A teenager holds an AK-47 Kalashnikov during a military-patriotic game Zarnitsa (Summer Lightning) at a field outside Stavropol on June 24, 2014. (AFP PHOTO / DANIL SEMYONOV)

The White House issued a number of new sanctions against Russian companies Wednesday, including Kalashnikov Concern, maker of AK-47s. And the Russian government is concerned about what this will mean for American gun owners.

The Russian Embassy here tweeted a story from Russian wire service IRAR-TASS with the note: “Sanctions against Kalashnikov corporation run counter to interests of US customers.”

The story it linked to is a brief interview with a spokesman from the gun manufacturer who says Americans are loyal customers of the well-known assault weapons.

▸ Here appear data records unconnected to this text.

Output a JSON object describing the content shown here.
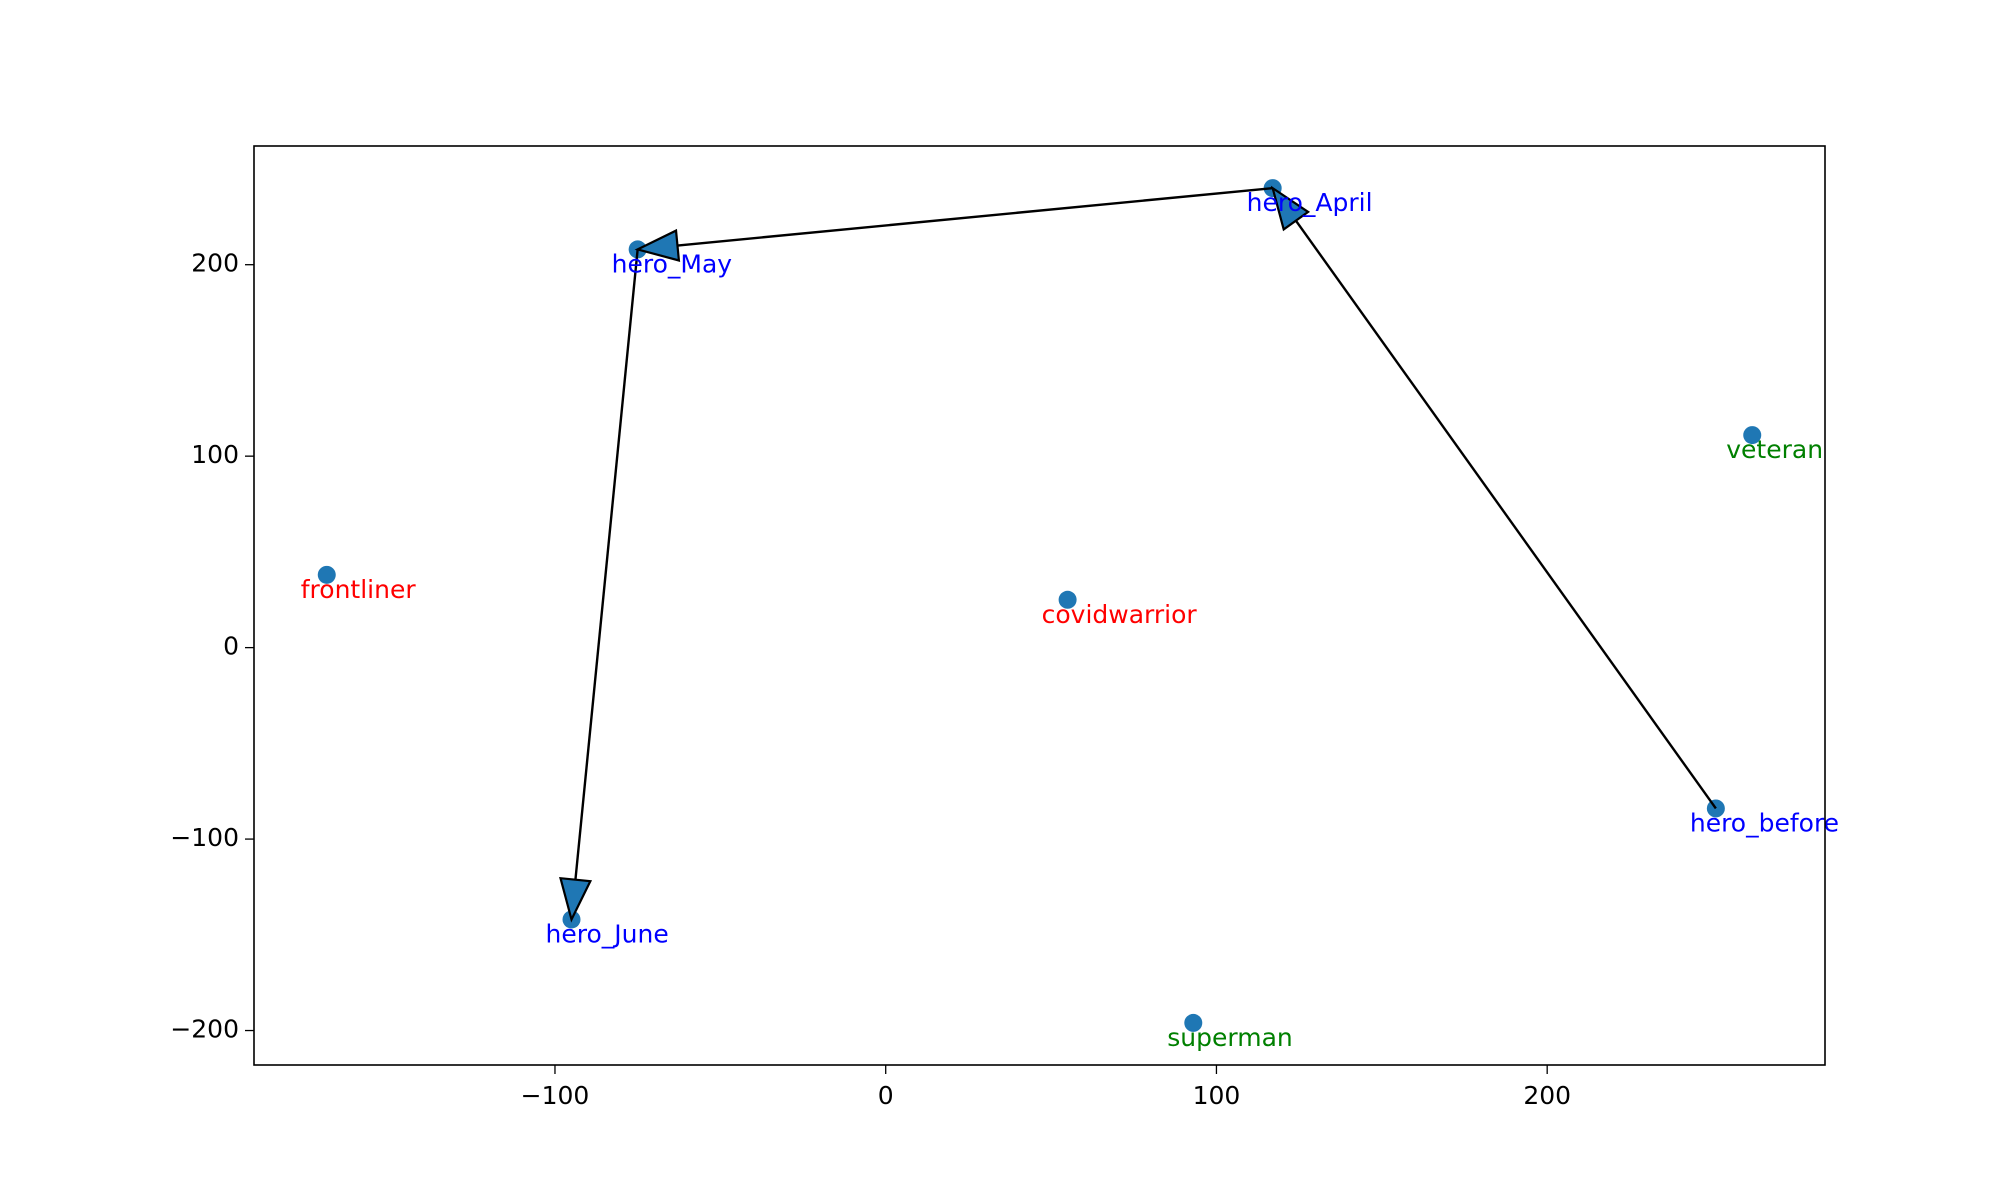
{
  "chart_data": {
    "type": "scatter",
    "labels": [
      "hero_before",
      "hero_April",
      "hero_May",
      "hero_June",
      "frontliner",
      "covidwarrior",
      "veteran",
      "superman"
    ],
    "x": [
      251,
      117,
      -75,
      -95,
      -169,
      55,
      262,
      93
    ],
    "values": [
      -84,
      240,
      208,
      -142,
      38,
      25,
      111,
      -196
    ],
    "label_colors": [
      "#0000ff",
      "#0000ff",
      "#0000ff",
      "#0000ff",
      "#ff0000",
      "#ff0000",
      "#008000",
      "#008000"
    ],
    "color": "#1f77b4",
    "arrow_path": [
      "hero_before",
      "hero_April",
      "hero_May",
      "hero_June"
    ],
    "xlim": [
      -191,
      284
    ],
    "ylim": [
      -218,
      262
    ],
    "xticks": [
      {
        "value": -100,
        "label": "−100"
      },
      0,
      100,
      200
    ],
    "yticks": [
      {
        "value": -200,
        "label": "−200"
      },
      {
        "value": -100,
        "label": "−100"
      },
      0,
      100,
      200
    ],
    "grid": false
  }
}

There are said to be 100 million of its rifles around the world.

“This means that the sanctions the US Administration has imposed on Kalashnikov contravene the interests of US consumers,” the Kalashnikov spokesman said.

The Loop called the NRA to see if it agrees, but received no response.

State Department spokeswoman Jen Psaki was asked about Russia’s assertion on Thursday, and said the U.S. government takes “into account, of course, any impact on U.S. businesses, U.S. consumers as we make these decisions.”

She said she did not know what the specific impact would be on American AK-47 buyers.

Helpfully, the Treasury Department put out a FAQ on that.

If you are a concerned Kalashnikov fan, Treasury promises if you like your AK-47 you can keep your AK-47. You can even sell it privately at gun shows and shops. But you can’t buy a new one, and if you haven’t fully paid for your Kalashnikov (in other words, you still owe the Russians money) then call The Office of Foreign Assets Control for guidance.